Connect APM and DataKit¶
In the above figure, you can see that the trace data is pushed to the default address zipkin.istio-system:9411
. Since the namespace for the DataKit service is datakit, and the port is 9529, a conversion is required here.
For details, refer to <Kubernetes Cluster Using ExternalName to Map DataKit Service>
Add Namespace¶
Modify the yaml of bookinfo, add namespace: prod
under all resource metadatas.
vi /usr/local/df-demo/bookinfo/bookinfo.yaml
vi /usr/local/df-demo/bookinfo/bookinfo-gateway.yaml
vi /usr/local/df-demo/bookinfo/virtual-service-ratings-test-delay.yaml
Enable Custom Pod Collection¶
Modify bookinfo.yaml
Add annotations to all Pod templates controlled by Deployment controllers.
Parameter Explanation
- url: Exporter address
- source: Collector name
- metric_types: Metric type filtering
- measurement_name: Name of the collected Measurement
- interval: Metric collection frequency, in seconds
- $IP: Wildcard for Pod's internal IP
- $NAMESPACE: Namespace where the Pod resides
- tags_ignore: Ignored tags.
annotations:
datakit/prom.instances: |
[[inputs.prom]]
url = "http://$IP:15020/stats/prometheus"

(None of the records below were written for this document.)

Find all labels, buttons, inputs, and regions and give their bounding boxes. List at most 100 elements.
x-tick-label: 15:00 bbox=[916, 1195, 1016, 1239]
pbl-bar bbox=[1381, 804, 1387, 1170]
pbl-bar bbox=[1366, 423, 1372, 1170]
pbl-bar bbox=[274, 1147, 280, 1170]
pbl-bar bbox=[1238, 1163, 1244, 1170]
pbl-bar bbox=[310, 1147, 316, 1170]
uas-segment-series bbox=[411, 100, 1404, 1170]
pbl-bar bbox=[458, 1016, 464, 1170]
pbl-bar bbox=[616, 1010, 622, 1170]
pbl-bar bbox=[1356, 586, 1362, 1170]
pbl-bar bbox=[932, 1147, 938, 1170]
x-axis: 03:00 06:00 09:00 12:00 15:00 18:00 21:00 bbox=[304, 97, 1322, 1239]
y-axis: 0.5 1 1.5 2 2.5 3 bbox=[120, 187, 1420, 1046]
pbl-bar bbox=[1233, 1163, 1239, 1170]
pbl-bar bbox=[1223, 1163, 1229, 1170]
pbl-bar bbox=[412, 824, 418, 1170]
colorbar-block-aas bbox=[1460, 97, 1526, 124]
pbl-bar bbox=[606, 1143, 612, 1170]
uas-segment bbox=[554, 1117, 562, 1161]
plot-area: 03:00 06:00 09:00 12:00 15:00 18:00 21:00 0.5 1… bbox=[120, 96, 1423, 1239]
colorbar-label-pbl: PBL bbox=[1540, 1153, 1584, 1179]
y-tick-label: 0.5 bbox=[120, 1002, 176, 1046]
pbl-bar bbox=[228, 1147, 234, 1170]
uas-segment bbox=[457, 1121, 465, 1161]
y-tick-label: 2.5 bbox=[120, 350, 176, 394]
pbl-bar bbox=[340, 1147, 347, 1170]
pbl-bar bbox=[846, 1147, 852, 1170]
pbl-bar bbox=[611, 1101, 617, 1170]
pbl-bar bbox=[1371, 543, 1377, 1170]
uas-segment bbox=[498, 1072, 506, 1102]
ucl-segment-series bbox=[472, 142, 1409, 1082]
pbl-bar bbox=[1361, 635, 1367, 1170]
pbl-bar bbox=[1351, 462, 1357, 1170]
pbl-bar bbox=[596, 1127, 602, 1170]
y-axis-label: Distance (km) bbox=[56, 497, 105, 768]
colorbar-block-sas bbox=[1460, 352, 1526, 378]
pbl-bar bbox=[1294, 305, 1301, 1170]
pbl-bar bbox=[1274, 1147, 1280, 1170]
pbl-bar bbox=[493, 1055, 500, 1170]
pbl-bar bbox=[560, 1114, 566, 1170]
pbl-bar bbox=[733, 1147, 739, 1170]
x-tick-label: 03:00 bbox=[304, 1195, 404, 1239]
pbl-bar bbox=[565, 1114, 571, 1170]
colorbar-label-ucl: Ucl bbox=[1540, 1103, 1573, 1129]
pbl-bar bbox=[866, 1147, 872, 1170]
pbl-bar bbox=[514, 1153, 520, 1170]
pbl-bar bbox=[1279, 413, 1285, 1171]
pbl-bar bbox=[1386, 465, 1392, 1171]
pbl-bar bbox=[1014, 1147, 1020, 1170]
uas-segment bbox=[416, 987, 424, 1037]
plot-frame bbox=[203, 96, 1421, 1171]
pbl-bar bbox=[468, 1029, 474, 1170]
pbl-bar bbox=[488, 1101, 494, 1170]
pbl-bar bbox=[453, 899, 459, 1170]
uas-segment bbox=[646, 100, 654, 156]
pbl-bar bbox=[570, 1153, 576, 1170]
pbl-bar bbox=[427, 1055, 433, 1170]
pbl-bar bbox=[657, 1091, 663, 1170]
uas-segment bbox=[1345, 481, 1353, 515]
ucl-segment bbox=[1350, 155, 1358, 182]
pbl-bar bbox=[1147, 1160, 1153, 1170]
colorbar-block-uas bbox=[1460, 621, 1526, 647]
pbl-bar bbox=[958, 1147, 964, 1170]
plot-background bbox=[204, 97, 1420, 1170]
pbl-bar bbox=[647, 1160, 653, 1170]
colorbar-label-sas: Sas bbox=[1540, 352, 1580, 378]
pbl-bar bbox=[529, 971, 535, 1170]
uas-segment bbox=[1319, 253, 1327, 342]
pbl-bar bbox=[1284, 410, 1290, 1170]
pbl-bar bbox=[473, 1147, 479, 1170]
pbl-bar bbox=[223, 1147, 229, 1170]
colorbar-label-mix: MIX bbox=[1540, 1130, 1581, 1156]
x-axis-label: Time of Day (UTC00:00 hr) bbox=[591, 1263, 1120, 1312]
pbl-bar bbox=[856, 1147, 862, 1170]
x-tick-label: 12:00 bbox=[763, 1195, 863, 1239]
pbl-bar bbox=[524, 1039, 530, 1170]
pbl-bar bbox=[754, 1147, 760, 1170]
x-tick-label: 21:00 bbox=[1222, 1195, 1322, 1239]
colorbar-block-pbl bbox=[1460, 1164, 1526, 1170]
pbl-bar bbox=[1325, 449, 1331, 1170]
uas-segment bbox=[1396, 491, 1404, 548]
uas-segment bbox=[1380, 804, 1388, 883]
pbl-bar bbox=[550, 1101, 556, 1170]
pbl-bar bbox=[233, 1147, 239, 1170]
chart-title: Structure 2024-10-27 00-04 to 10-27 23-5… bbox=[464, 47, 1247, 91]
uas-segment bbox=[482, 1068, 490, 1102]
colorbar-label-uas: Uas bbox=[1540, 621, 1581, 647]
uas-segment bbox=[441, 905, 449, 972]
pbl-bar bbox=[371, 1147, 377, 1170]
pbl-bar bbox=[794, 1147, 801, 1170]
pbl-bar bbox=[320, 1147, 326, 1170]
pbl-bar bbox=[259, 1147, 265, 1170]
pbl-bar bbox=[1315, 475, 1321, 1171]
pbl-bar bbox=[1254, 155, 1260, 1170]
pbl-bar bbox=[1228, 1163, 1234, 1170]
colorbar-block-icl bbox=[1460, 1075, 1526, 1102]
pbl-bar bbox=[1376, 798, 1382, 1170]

source = "minik8s-istio-product"
metric_types = ["counter", "gauge"]
interval = "60s"
tags_ignore = ["cache","cluster_type","component","destination_app","destination_canonical_revision","destination_canonical_service","destination_cluster","destination_principal","group","grpc_code","grpc_method","grpc_service","grpc_type","reason","request_protocol","request_type","resource","responce_code_class","response_flags","source_app","source_canonical_revision","source_canonical-service","source_cluster","source_principal","source_version","wasm_filter"]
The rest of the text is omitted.